Negli ultimi cinque anni il numero di tartarughe marine infettate dal fibropapillomatosis, herpes virus che colpisce solo questi rettili, è cresciuto in maniera assai veloce. Basti pensare che nel 2014 furono meno di cento gli esemplari ricoverati presso il “Turtle Hospital” di Marathon ed il fenomeno era circoscritto solo alle acque floridiane; nel 2016 poi, la massa tumorale si è presentata anche sulle “Chelonia mydas” presenti lungo la barriera corallina australiana, fino a colpire quest’anno il 50% delle tartarughe verdi nella zona dell’isola di Curaçao.

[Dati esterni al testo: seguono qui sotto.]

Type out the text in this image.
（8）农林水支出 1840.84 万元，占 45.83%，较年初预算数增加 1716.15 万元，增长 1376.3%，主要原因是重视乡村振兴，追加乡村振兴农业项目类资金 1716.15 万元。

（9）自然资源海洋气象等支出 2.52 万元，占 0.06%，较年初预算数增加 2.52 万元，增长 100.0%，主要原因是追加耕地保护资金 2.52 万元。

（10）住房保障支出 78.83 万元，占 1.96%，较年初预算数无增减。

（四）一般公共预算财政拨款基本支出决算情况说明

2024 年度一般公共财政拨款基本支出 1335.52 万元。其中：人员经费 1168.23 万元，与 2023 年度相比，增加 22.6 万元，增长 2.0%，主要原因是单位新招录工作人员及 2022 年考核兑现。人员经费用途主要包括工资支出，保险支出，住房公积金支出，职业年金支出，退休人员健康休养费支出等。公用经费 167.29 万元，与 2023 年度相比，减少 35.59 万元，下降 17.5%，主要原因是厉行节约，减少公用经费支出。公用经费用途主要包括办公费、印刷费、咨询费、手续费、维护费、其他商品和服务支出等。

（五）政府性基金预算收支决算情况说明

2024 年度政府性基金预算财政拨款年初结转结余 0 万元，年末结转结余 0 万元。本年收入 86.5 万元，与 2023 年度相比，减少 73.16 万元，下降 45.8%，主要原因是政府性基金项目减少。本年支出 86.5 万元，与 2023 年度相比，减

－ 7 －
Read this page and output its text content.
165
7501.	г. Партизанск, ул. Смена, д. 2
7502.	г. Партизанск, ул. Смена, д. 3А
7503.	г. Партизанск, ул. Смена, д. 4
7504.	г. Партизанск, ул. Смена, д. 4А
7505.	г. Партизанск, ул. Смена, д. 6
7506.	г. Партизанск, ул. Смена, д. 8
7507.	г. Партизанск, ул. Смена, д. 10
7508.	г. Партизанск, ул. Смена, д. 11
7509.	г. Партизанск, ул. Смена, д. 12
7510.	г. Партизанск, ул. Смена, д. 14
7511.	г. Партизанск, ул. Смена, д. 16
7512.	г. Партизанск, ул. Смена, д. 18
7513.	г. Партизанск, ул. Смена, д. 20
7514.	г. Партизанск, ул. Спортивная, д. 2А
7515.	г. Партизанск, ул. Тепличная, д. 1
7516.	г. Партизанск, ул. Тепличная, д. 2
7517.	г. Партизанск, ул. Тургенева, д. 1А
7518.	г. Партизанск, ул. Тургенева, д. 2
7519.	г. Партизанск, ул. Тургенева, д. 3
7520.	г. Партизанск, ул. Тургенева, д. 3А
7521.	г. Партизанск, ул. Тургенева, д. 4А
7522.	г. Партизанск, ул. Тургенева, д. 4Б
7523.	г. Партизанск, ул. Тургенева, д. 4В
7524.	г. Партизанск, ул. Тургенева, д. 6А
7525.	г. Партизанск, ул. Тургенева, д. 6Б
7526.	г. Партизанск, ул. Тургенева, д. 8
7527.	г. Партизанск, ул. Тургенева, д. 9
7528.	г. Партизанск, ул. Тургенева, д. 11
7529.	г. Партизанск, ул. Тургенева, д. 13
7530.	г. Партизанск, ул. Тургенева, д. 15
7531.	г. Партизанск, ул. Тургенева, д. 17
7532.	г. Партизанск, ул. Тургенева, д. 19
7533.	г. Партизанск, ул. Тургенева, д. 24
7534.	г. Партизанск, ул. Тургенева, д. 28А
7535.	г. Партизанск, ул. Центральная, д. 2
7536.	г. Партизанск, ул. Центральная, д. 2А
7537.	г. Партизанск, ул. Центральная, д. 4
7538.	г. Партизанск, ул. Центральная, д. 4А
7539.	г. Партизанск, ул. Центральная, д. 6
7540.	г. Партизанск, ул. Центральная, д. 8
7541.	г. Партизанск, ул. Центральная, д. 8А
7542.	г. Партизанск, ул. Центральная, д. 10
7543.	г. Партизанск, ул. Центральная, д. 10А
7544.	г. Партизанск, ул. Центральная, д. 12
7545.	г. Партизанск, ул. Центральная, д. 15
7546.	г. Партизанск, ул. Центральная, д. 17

Questo virus causa tumori a crescita rapida su varie parti della cute, dalla bocca agli occhi e fino alle pinne, causando così difficoltà nel nuoto e nell’alimentazione. L’anno scorso però, c’è stata la svolta: per la prima volta si è riusciti a prelevare un campione sterile di cute di una “Chelonia mydas” ed è stato così possibile riprodurla in laboratorio.
Ciò ha favorito lo studio dell’avanzamento del virus “Chelonide herpesvirus 5“; inoltre, il confronto tra l’attività genica in un tessuto sano con quella in uno infetto ha mostrato che il tumore prospera grazie ad una rete di proteine molto simili a quelle che fanno progredire un cancro della pelle nell’uomo.
I ricercatori hanno quindi pensato di seguire l’iter usato per curare i tumori nell’uomo, rimuovendo prima chirurgicamente la massa, effettuando poi una serie di sedute di chemioterapia ed infine fornendo farmaci antitumorali. E’ stato notato che la chirurgia e la somministrazione di fluorouracile ha ridotto il ritorno del virus dal 60% al solo 18% dei casi.
Oggi questo cancro si sta espandendo in tutto il mondo ma i fattori ambientali come l’inquinamento sono essenziali per il suo manifestarsi, infatti in ambienti incontaminati le tartarughe restano semplici portatori sani.